Atherosclerosis is a common comorbidity of obstructive sleep apnea (OSA) patients, caused by the interaction of dyslipidemia and systemic inflammation. The OSA proinflammatory response is mediated by NLRP3 inflammasome activation, which requires a priming signal mediated by intermittent hypoxia and an activation signal provided by soluble stimulus present in plasma.
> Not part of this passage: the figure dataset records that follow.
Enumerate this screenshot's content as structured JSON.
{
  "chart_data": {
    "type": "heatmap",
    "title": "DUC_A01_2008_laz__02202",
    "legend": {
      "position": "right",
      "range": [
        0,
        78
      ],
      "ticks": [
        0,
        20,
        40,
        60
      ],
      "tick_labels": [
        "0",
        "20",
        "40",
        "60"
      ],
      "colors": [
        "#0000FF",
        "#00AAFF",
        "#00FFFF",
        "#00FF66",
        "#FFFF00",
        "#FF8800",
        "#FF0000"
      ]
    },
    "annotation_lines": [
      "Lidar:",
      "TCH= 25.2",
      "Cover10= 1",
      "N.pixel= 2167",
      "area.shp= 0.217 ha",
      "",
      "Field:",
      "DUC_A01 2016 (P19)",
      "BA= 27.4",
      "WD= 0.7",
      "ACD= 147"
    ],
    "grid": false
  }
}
Our objectives were to study the oxidized low-density lipoprotein (oxLDL) expression in OSA patients with or without early subclinical atherosclerosis (eSA) as well as its contribution to NLRP3 activation and tissue factor (TF) release.We analyzed oxLDL, key components of the NLRP3 inflammasome cascade, and TF in plasma and monocytes from OSA patients and non-apneic subjects, with or without eSA as determined by increased carotid intima-media thickness without the appearance of atherosclerotic plaques. The oxLDL contribution to NLRP3 inflammasome activation was assessed using in vitro models.High levels of ox-LDL were identified in plasma from OSA patients, particularly in those with eSA, as well as an overexpression of NLRP3 cascade components and TF. Furthermore, in vitro models showed that both oxLDL and plasma from OSA patients with eSA act synergistically with intermittent hypoxia as a priming and activation signal of NLRP3 that enhances the inflammatory response, pyroptosis and TF release.In conclusion, OSA patients with eSA exhibit NLRP3 activation by intermittent hypoxia and the presence of ox-LDL capable of releasing TF, constituting a pathway for the interaction between dyslipidemia and systemic inflammation in the development of atherosclerotic lesions.